Industrial production jumped 7.5% over the same period, beating forecasts of 3.9%. And investment in fixed assets, such as infrastructure and machinery, jumped 12.2% from a year earlier.
“Under the combined effect of macroeconomic policies and business efforts, the momentum of China’s economic recovery improved in January and February, laying a solid foundation for a strong start to the first quarter of this year,” Fu said. Linghui, spokesperson. for the NBS, at a press conference in Beijing on Tuesday.
On the political plan, China has has dramatically increased its infrastructure spending, with many local governments launching large projects in areas such as electric mobility and semiconductors, Fu added.
Data on Tuesday showed investment in the manufacturing sector jumped 21% in January and February from a year ago, much faster than the 13.5% year-on-year growth recorded during the same period in 2021.
The government has increased the overall budget deficit this year, implying growth in infrastructure investment, Larry Hu, chief economist for Greater China at Macquarie Group, wrote in a report on Tuesday.
However, experts warn that multiple challenges loom on the horizon, including Covid and the war in Ukraine.
Worst Covid-19 surge in two years
“With authorities abandoning targeted containment measures in favor of wholesale shutdowns, this has the potential to be even more disruptive than last summer’s Delta wave, which led to a sharp contraction in economic output,” wrote Julian Evans-Pritchard, senior China economist for Capital Economics, on Tuesday.
Even the government acknowledges that further Covid outbreaks could weigh on the economy in the coming months.
“The recent spread of the coronavirus in many parts of the country may further restrict consumption, and the consumption base is still not solid,” Fu said. “Sporadic epidemics in some regions will also affect industrial growth.”
China reported 5,154 locally transmitted cases on Monday, the highest number in two years, according to the National Health Commission (NHC).
To contain the spread of the virus, authorities have taken strict measures in several cities and placed tens of millions of people under various forms of confinement.
The southern city of Shenzhen, which borders Hong Kong, has imposed a week-long lockdown since Monday. All businesses – except those deemed essential or engaged in supplying Hong Kong – have suspended operations or implemented work-from-home policies. The city is home to Chinese tech giants Huawei and Tencent.

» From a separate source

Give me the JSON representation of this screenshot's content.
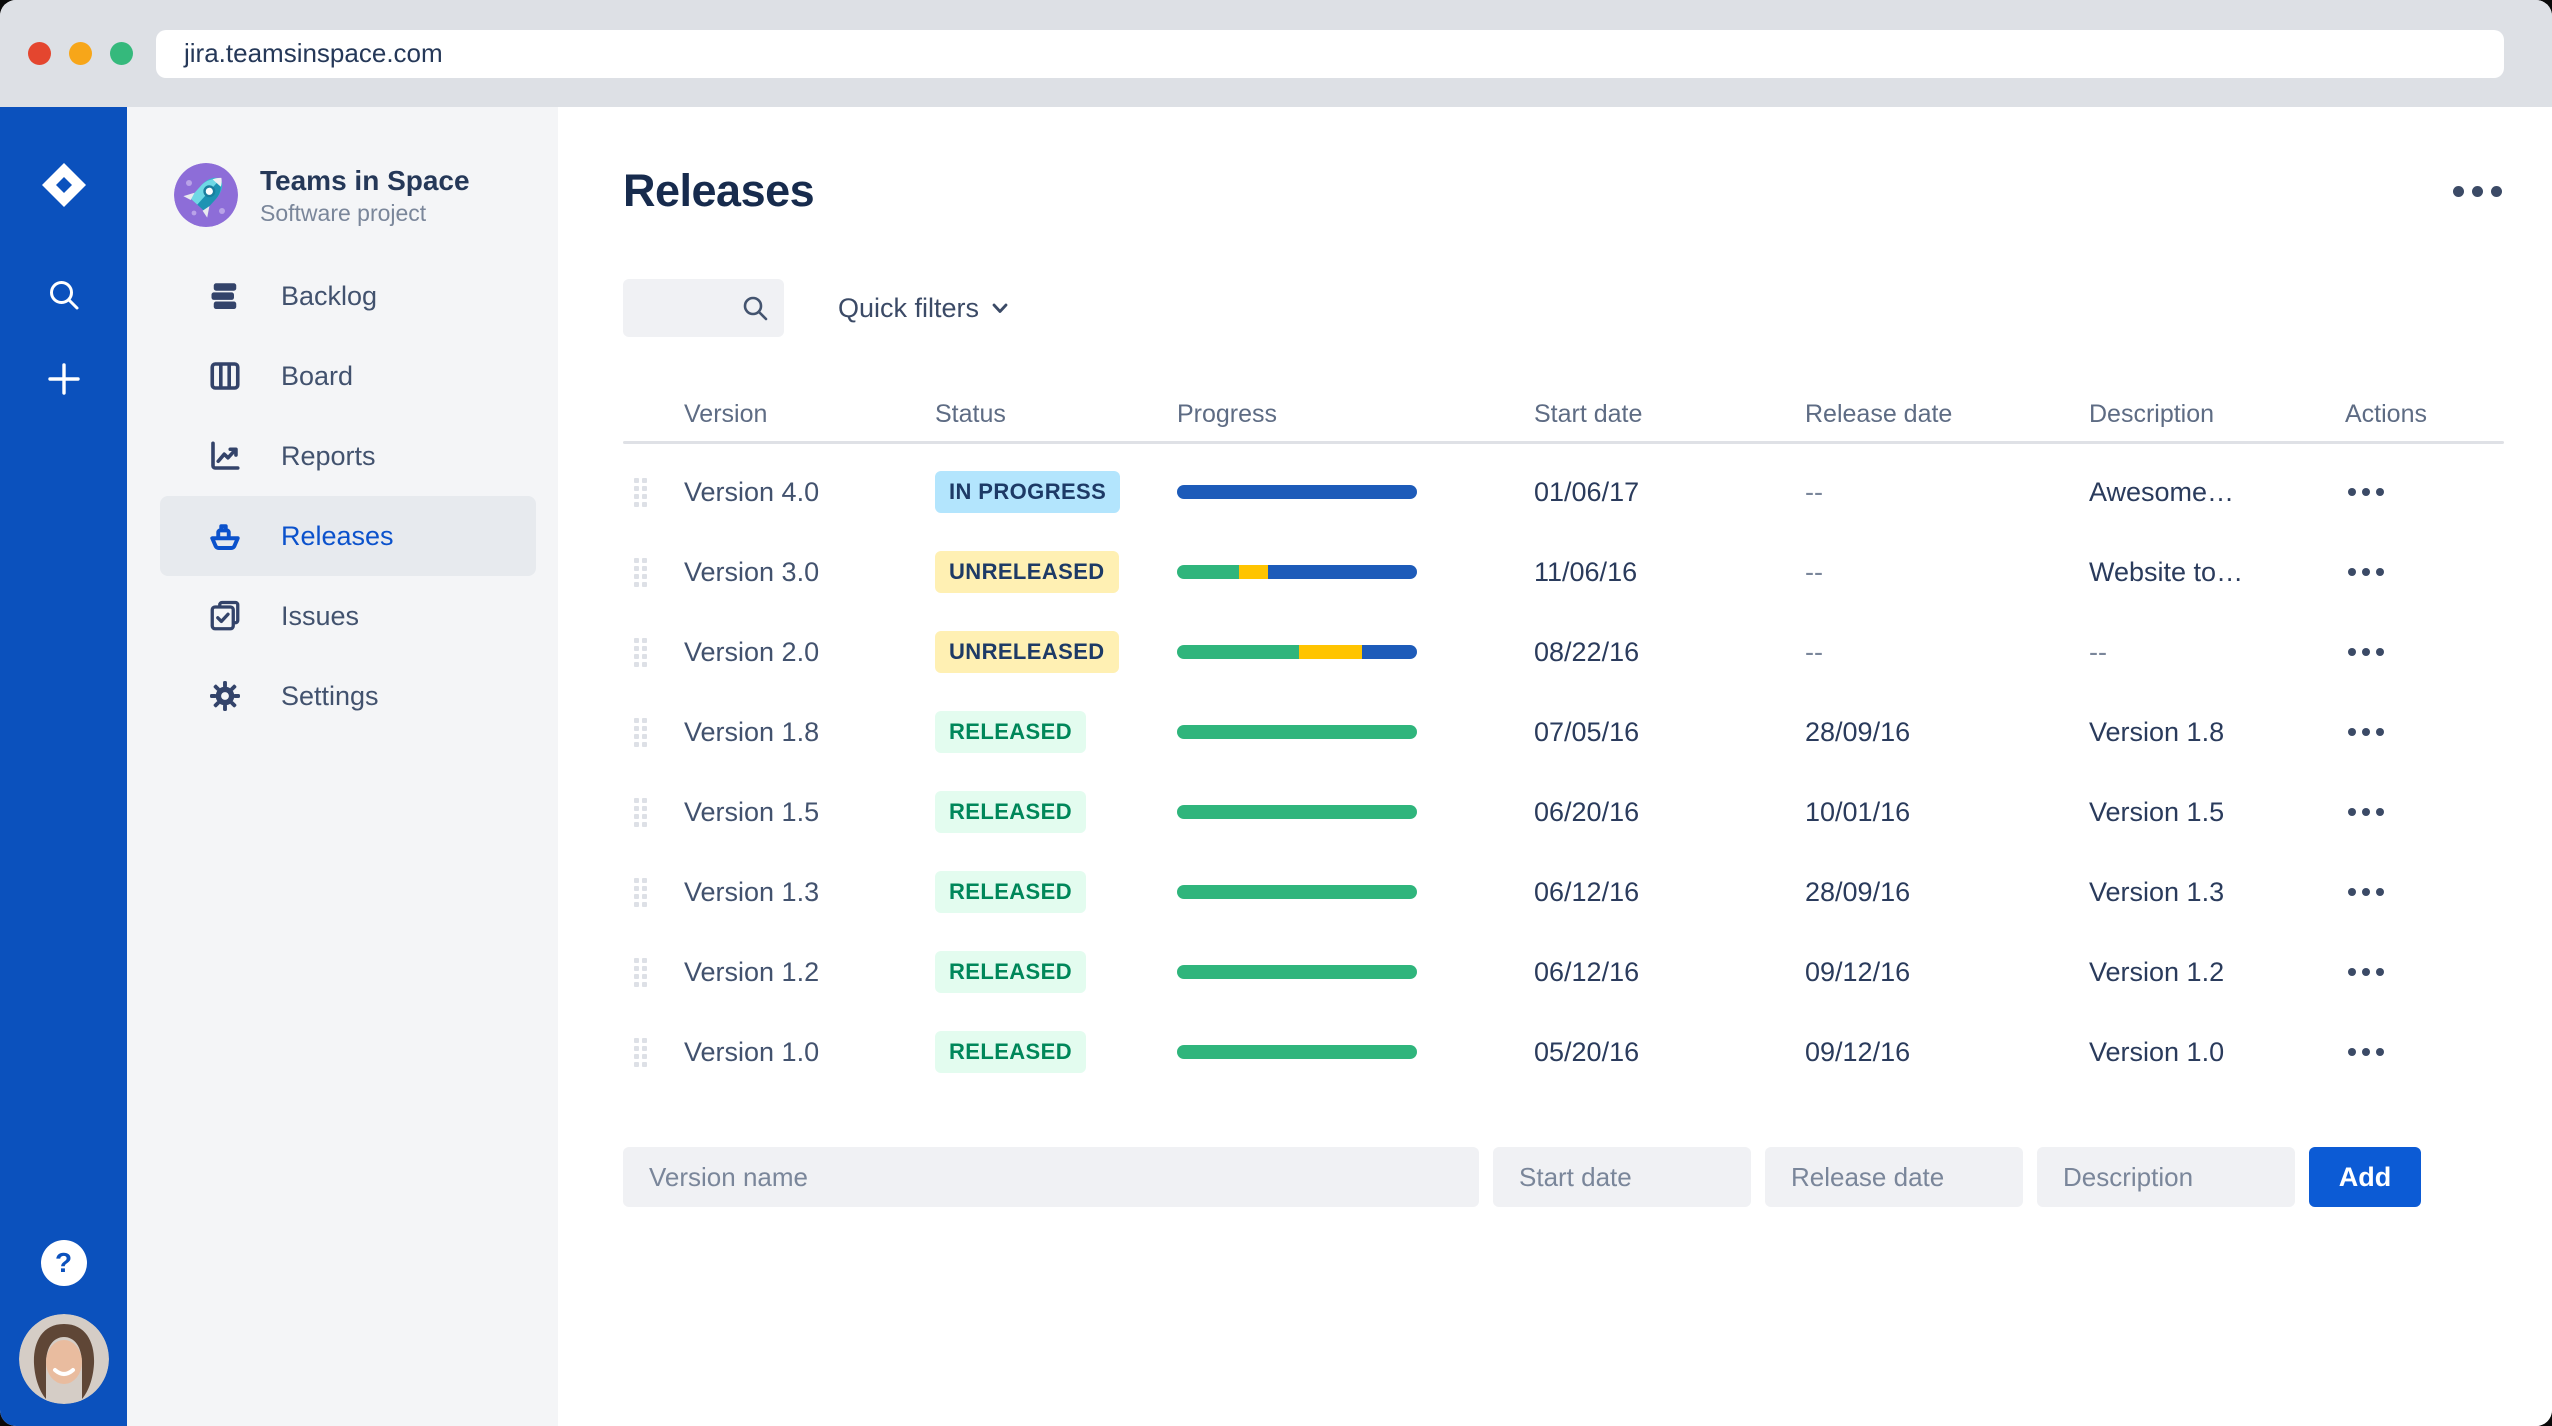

Shanghai, the country’s biggest business hub, also imposed strict measures after a spike in Covid cases, closing schools and cinemas and restricting movement around the city.
“Indeed, Covid-19 is the biggest uncertainty this year,” said Macquarie Group’s Hu.
He predicts that China will grow by 4% in running trimester. For 2022, he expects the world’s second-largest economy to grow by 5%, below the government’s target.
Earlier this month, Premier Li set China’s economic growth target at around 5.5% for 2022, the lowest official target in decades.
Inflationary pressure due to the Ukrainian crisis
Chinese growth could be even more affected by the war in Ukraine.
Russia’s invasion of its neighbor is driving up commodity prices and upending the global economy, at a time when policymakers are already racing to get high inflation under control.
NBS’s Fu said the direct impact of tensions in Europe on China is “limited”. because its trade exposure to Russia and Ukraine is “low”.
But he said the impact on global commodity prices is “obvious”, which could increase the pressure of “imported inflation” on China.
Several food companies in China have recently raised the prices of their products, including dairy giants Yili and Mengniu.
“The recent acceleration in commodity prices following the Russia-Ukraine conflict has exacerbated pressure on margins for packaged food companies,” Morningstar analysts wrote in a report Tuesday. “Various food and beverage companies in China have engaged in price hikes since the third quarter of last year to ease margin squeeze.”
China and Russia have forged close ties in recent years and signed a number of commodity deals during Russian President Putin’s visit to Beijing last month. But Russia’s invasion of Ukraine put their friendship to the test.